JFEグループインベスターズ・ミーティング資料(2017/08/01)  2017年度第1四半期決算及び2017年度業績見通し(PDF 56P/2.19MB)



JFEグループインベスターズ・ミーティング資料(2017/11/01) 2017年度第2四半期決算及び2017年度業績見通し(PDF 63P/2.5MB)



JFEグループインベスターズ・ミーティング資料(2018/02/01) 2017年度第3四半期決算及び2017年度業績見通し(PDF 61P/2.3MB)
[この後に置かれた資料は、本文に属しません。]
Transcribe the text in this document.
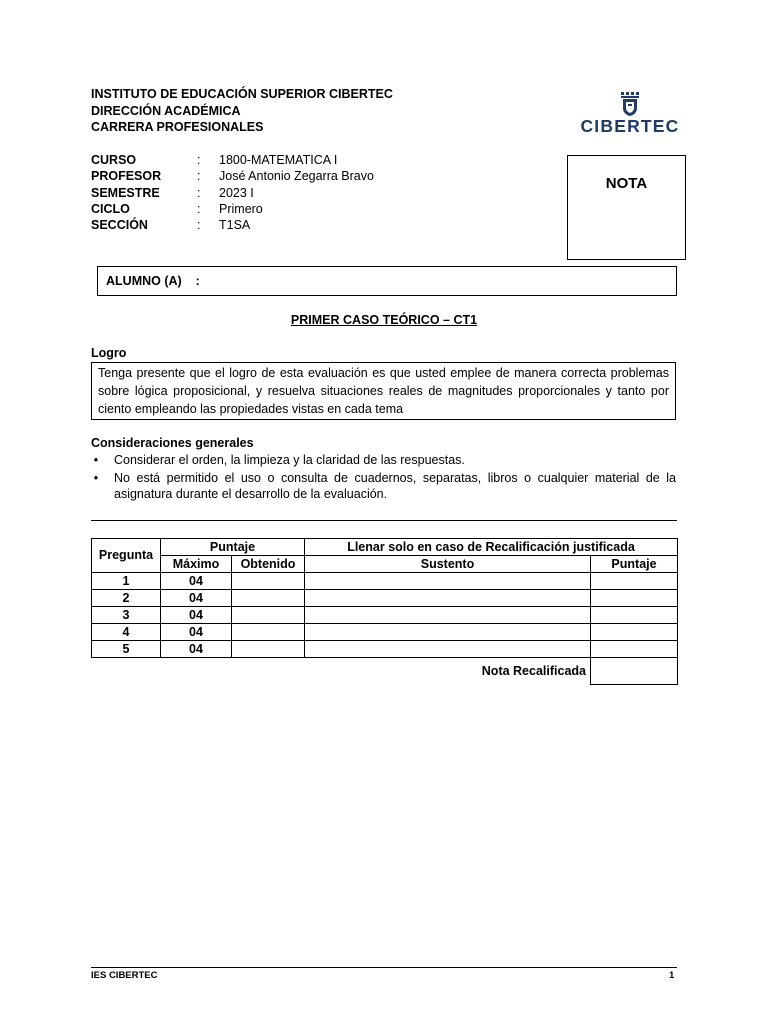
INSTITUTO DE EDUCACIÓN SUPERIOR CIBERTEC
DIRECCIÓN ACADÉMICA
CARRERA PROFESIONALES	CIBERTEC
CURSO	: 1800-MATEMATICA I
PROFESOR	: José Antonio Zegarra Bravo
SEMESTRE	: 2023 I
CICLO	: Primero
SECCIÓN	: T1SA
NOTA
ALUMNO (A)    :
PRIMER CASO TEÓRICO – CT1
Logro
Tenga presente que el logro de esta evaluación es que usted emplee de manera correcta problemas sobre lógica proposicional, y resuelva situaciones reales de magnitudes proporcionales y tanto por ciento empleando las propiedades vistas en cada tema
Consideraciones generales
• Considerar el orden, la limpieza y la claridad de las respuestas.
• No está permitido el uso o consulta de cuadernos, separatas, libros o cualquier material de la asignatura durante el desarrollo de la evaluación.
Pregunta	Puntaje		Llenar solo en caso de Recalificación justificada	
	Máximo	Obtenido	Sustento	Puntaje
1	04			
2	04			
3	04			
4	04			
5	04			
Nota Recalificada				
IES CIBERTEC	1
また、JEFエンジニアリングが公開している、以下の動画でも確認できる様に、四国化成が製造しているバラスト水処理剤の「ネオクロールマリーン」は消耗品の様な扱われ方をしています。プリンタで言うならインクですね。この点も気に入りました。なぜなら、製造費用が嵩むハードウェアの製造と販売はJFEが費用負担し、四国化成はそこに消耗品を供給するだけで良いからです。



7.
2018年4月11日時点で予想PER14.87倍でした。

投資指標 18/03期(連)



予想PER
14.87倍
予想EPS
106.9
実績PBR
1.44倍
実績BPS
1,102.1
予想配当利
1.38%
予想1株配当
22
1株データ更新日:03/23
© 東洋経済新報社



8.四季報やアナリスト予想でも2019年3月期まではこれまでと同様程度のペースで利益が伸びていくと予想されています。


【投資タイミング】

投資タイミングについては、以下の全てを守ると、1年に2,3回位しか投資出来なくなってしまいます。
なので、投資回数の最大化と下落リスクの最小化をバランスさせる為に、1,2,3の基準のどれか1つでも満たされた時が投資のタイミングと考えます。
ただし4の基準は何があっても遵守すべき、絶対的なルールです。
  1. Fear & Greed Indexを参考にして、マーケット全体が超恐怖に陥っているかをチェックします。http://money.cnn.com/data/fear-and-greed/
  2. IFIS株予報のトレンドシグナルで日経平均のリスクオン相対指数をチェックします。マーケット全体が底値圏に入っているかを確認します。http://kabuyoho.ifis.co.jp/index.php?action=tp1&sa=trend_sig
  3. 日経平均適正株価水準をチェックし、日経平均が緑の帯を下抜けた位置にあるかを確認します。https://nikkei225jp.com/data/per.php
  4. SBI証券で個別株が割高水準で無いかを必ず判断します。予想PER15倍以下で購入の基準は死守します。また、業界最大手のSBIの予想PERはマーケット参加者の多数が参考にする指標なので、SBIの数値を参考にする事とします。https://site1.sbisec.co.jp/ETGate/?_ControlID=WPLEThmR001Control&_PageID=DefaultPID&_DataStoreID=DSWPLEThmR001Control&_ActionID=DefaultAID&getFlg=on

1.超恐怖で買えました。


2.底値圏で買えました。

3.日経平均が緑の帯以下で買えました。


4.7.で確認した通りPER15倍以下での投資です。